Robert (gurdonark) wrote,
Robert
gurdonark

ballad of a chill foregone


Texas Tree in Autumn, originally uploaded by gurdonark.

When we awoke, the rain had come. It gave the suburban street on which we live a post-weather sheen. Then the sun came out, in a partly cloudy sky. Then the weather warmed.

Our giant winter storm-on-the-way turned from snow-white danger-tiger to shelter-rescue-adoption-ready-kitten-with-baby-blue-eyes, as I marveled, not for the first time, that I live in north Texas, where we have four seasons during many weeks each December.

I completed my remix "Moodle", a kind of glorified novelty song of triumphant and epic scale, or at least as epic as one can be in 2 minutes and 48 seconds, that my friends at that site, ever too kind to my work, have given favorable ratings.

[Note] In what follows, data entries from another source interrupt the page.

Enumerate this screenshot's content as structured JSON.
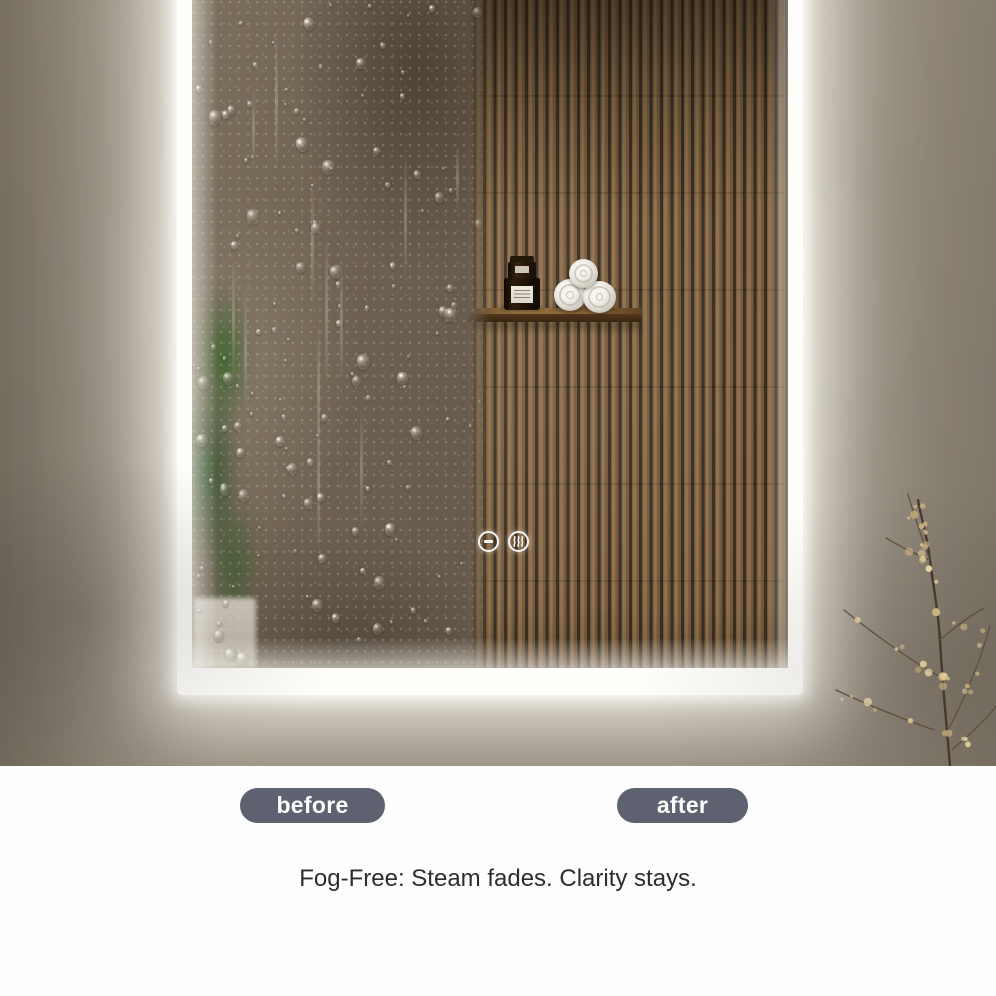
{
  "badges": {
    "before": "before",
    "after": "after"
  },
  "caption": "Fog-Free: Steam fades. Clarity stays.",
  "mirror": {
    "controls": [
      {
        "name": "dimmer-icon",
        "shape": "circle-with-dash"
      },
      {
        "name": "steam-icon",
        "shape": "circle-with-wavy-lines"
      }
    ]
  },
  "colors": {
    "badge_background": "#5e6170",
    "badge_text": "#ffffff",
    "caption_text": "#2d2d2d",
    "wall": "#9d9486",
    "led_glow": "#ffffff",
    "wood_slats": "#8a6d4a",
    "fog_glass": "#6f6252",
    "shelf_wood": "#8a6638",
    "towels": "#e8e5dd",
    "branch_berries": "#d9c493"
  }
}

I attended Weight Watchers this afternoon. I continue to hover four pounds above the goal weight I achieved in the Summer. I love the ebb and flow of Weight Watchers, like a winter storm. Attendance is always low in the interval between Thanksgiving and Christmas.

The first meeting after New Year's, by contrast, resembles at tent revival led by a woman evangelist with the kind of zing possessed by Melissa Scott, the widow of Dr. Gene Scott, who eschews his "play the damn music until they donate" form of fund-raising to instead embark on incomprehensible and yet charming long exegeses of things she believes need exeguessing. She's quite charming, really, which makes you wonder, but then you realize you're not sure just what it is you're wondering. As for me and my family, I will not donate to television evangelists, but instead continue to donate 12 dollars each week to Weight Watchers until I lose 2 pounds and get back to my free lifetime rate.

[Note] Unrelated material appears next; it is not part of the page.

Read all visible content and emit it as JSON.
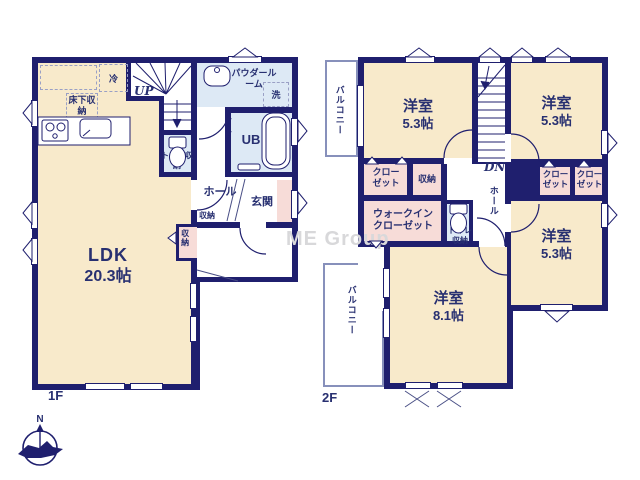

After Weight Watchers, I drove to Arbor Hills Nature Preserve, and walked past Autumn-colored trees, holly berries, and a group of chickadees who found a warm December day a perfect opportunity to squabble over perch rights on a small tree.

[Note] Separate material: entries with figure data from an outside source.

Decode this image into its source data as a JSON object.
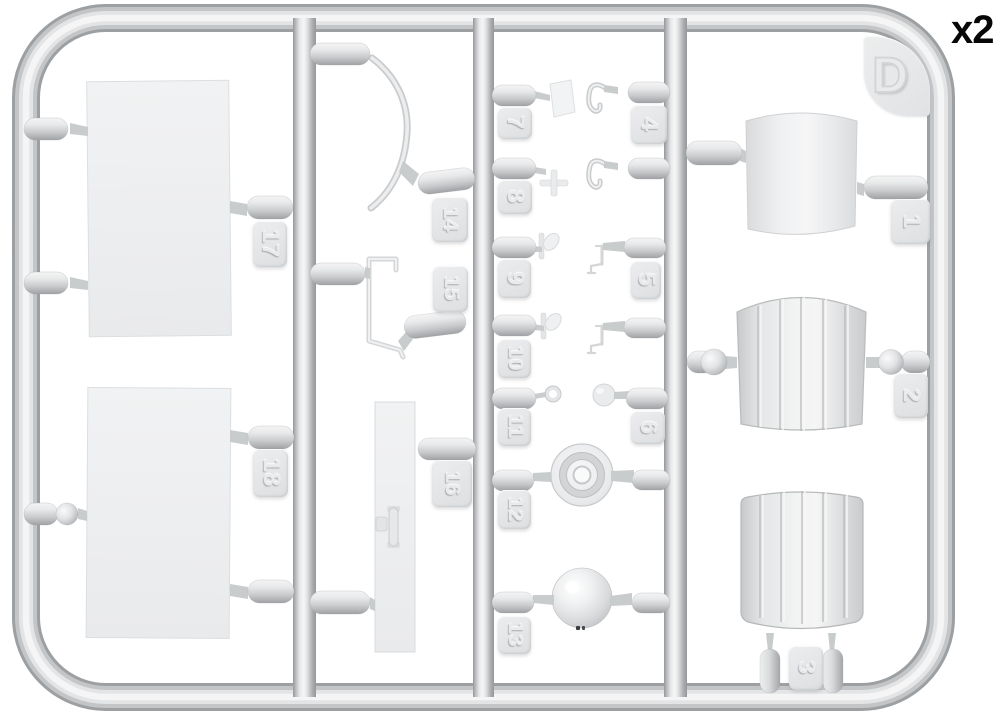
{
  "sprue": {
    "letter": "D",
    "quantity_label": "x2",
    "part_tags": {
      "p1": "1",
      "p2": "2",
      "p3": "3",
      "p4": "4",
      "p5": "5",
      "p6": "6",
      "p7": "7",
      "p8": "8",
      "p9": "9",
      "p10": "10",
      "p11": "11",
      "p12": "12",
      "p13": "13",
      "p14": "14",
      "p15": "15",
      "p16": "16",
      "p17": "17",
      "p18": "18"
    },
    "colors": {
      "plastic_light": "#f4f4f5",
      "plastic_mid": "#d9dbdd",
      "plastic_dark": "#9fa1a4",
      "background": "#ffffff",
      "label_text": "#070707"
    }
  }
}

One visitor was flying a beautiful huge kite in the shape of a windsock hoop, which made me look into my trunk to see if I had my customary cheap kite at hand. I certainly did, though I did wonder if I would be looked upon askance because my kite featured the Sesame Street character Elmo. After all, to have a kite based on Grover or Cookie Monster is a kind of red badge of conjunction junction courage, but Elmo is, after all, a character intended for toddlers too young to grasp the subtleties of Big Bird. In the event, the kite went aloft, crashed to earth, and provided great joy without incident.